Porque el dolor acompañará siempre nuestra vida; es genuino, natural, detectado por nuestro ser finito y contingente en su precariedad. Para todo organismo biológico resulta estresante el hecho de abrirse a la vida en un mundo difícil y hostil; tener que aprender, equivocarse, fracasar... Normalmente, el dolor se asocia con la pérdida y el duelo, se expresa como tristeza o rabia y es corto si el procesamiento mental y emocional resultan adecuados. Es señal adaptativa que avisa de algo que no funciona y no va bien, llamando a revisión e impulsando a gestionar adecuadamente la realidad que nos daña. Lo saludable es aceptar, integrarlo en la vida como algo natural, inherente a ella. El decir sí a la vida, implica aceptación (de lo que gusta y lo que no), sabiendo que asumir plenamente la vida es aprendizaje, crecimiento y bagaje de sabiduría.
Sin embargo, cuando el ser humano niega el dolor, genera sufrimiento y lo perpetúa.
Sufrir (sub, bajo; ferre, llevar algo, cargar) es ese añadido desviado y subjetivo, con grandes componentes de ansiedad (con intensidad y matices diversos según la persona), que crece como bola de nieve al dar vueltas a las cosas, rumiarlas sin control, victimizarse y culpar siempre al entorno (situaciones, personas o cosas) de nuestra desgracia. A menudo se enquista y acaba configurando una postura personal, una manera equivocada de afrontar la vida, cognitiva y emocionalmente: la persona que se cierra para evitar el dolor reaccionando amargamente y luchando contra él, en lugar de hacerlo remitir lo fortalece camuflado bajo el "cálido" y amargo manto del sufrir.
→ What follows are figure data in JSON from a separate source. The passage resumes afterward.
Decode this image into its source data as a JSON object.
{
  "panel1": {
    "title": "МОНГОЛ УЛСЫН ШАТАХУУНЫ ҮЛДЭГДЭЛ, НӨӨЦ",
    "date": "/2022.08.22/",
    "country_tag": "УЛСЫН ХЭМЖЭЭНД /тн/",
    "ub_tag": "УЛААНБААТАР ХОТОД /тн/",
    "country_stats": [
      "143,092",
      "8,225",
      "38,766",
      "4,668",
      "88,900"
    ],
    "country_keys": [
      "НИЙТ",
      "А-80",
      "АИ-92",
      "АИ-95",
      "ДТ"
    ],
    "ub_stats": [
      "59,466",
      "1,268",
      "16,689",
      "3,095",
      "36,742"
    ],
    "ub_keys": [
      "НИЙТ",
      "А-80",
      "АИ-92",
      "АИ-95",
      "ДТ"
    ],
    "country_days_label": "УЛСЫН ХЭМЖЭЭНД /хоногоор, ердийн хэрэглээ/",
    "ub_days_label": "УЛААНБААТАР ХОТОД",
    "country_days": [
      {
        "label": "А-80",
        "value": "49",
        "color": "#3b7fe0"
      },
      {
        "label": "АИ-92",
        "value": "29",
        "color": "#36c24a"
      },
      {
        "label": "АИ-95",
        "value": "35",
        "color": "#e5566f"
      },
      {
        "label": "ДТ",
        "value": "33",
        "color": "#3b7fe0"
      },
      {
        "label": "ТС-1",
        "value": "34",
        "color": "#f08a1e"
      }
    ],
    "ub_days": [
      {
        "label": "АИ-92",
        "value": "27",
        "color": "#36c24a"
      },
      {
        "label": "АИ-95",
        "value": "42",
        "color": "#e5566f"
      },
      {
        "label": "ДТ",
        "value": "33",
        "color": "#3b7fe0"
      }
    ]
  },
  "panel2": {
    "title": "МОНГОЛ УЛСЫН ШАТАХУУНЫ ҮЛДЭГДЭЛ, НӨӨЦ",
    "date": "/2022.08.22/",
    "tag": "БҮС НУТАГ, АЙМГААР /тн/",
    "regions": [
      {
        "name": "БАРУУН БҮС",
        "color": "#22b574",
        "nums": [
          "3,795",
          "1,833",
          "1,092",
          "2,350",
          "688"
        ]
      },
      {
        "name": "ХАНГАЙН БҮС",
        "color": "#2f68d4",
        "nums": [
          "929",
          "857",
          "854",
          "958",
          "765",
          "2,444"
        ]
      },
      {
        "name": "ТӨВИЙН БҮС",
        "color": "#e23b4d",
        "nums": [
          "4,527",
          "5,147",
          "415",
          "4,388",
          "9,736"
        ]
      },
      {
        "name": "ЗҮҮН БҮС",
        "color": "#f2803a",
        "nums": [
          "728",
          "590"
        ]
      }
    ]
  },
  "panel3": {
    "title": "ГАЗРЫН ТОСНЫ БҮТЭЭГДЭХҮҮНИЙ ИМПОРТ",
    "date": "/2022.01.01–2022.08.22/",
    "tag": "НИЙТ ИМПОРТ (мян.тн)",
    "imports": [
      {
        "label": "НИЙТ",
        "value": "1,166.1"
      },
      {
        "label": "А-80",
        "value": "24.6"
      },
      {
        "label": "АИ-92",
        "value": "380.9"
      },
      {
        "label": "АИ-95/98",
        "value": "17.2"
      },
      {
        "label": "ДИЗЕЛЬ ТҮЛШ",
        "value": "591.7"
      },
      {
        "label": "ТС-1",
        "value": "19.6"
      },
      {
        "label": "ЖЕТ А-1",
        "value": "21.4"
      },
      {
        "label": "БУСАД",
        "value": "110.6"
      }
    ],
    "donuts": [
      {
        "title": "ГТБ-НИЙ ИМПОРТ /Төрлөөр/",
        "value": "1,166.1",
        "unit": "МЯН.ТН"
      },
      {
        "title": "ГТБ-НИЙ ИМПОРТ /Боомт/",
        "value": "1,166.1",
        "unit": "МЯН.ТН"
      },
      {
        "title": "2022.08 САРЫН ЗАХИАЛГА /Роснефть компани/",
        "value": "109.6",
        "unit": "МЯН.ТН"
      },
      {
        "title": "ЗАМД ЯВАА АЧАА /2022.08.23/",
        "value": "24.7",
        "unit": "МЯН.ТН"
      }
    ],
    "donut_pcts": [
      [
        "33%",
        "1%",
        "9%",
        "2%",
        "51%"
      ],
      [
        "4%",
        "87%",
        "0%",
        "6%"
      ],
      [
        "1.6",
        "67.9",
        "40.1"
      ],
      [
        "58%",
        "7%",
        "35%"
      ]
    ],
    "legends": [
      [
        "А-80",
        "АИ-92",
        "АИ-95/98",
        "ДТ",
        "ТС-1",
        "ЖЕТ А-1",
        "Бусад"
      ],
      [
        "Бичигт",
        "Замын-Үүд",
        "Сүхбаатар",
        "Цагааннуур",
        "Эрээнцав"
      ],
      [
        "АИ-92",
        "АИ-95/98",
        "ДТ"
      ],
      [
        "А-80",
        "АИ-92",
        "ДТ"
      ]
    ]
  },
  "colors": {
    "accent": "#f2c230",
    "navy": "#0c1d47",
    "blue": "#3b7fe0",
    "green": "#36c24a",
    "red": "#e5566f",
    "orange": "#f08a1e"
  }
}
El sufrimiento es una jaula, trasunto de una peligrosa y paradójica "zona de confort", que se sostiene por la conmiseración, el arrullamiento del propio victimismo y la culpa, y una justificación cómoda para la no actuación. (Bert Hellinger decía que "sufrir es más fácil que actuar")
Creyendo que no depende de nosotros, el sufrir nos arropa y se cronifica entrañado. Cuando concienciamos que no es la culpa, sino la responsabilidad quien nos salva y nos libera, la trampa se desbarata y la jaula abre la puerta de la acción oportuna.
La restauración comienza en el punto mismo donde se desvió: en lugar de evitar el dolor, hay que abrirse a él, asumirlo como parte integrante de la vida. Por eso, hay que huir de tanto ruido mental, ese alboroto interior lleno de mensajes internos dañinos hacia uno mismo y hacia los demás: juicios, reproches, rencor... agotamiento en el esfuerzo de querer cambiar lo que pasó y es imposible modificar.
La humildad de aceptarlo nos libera; nos hace sabios, pacientes, fuertes, humildes y esperanzados.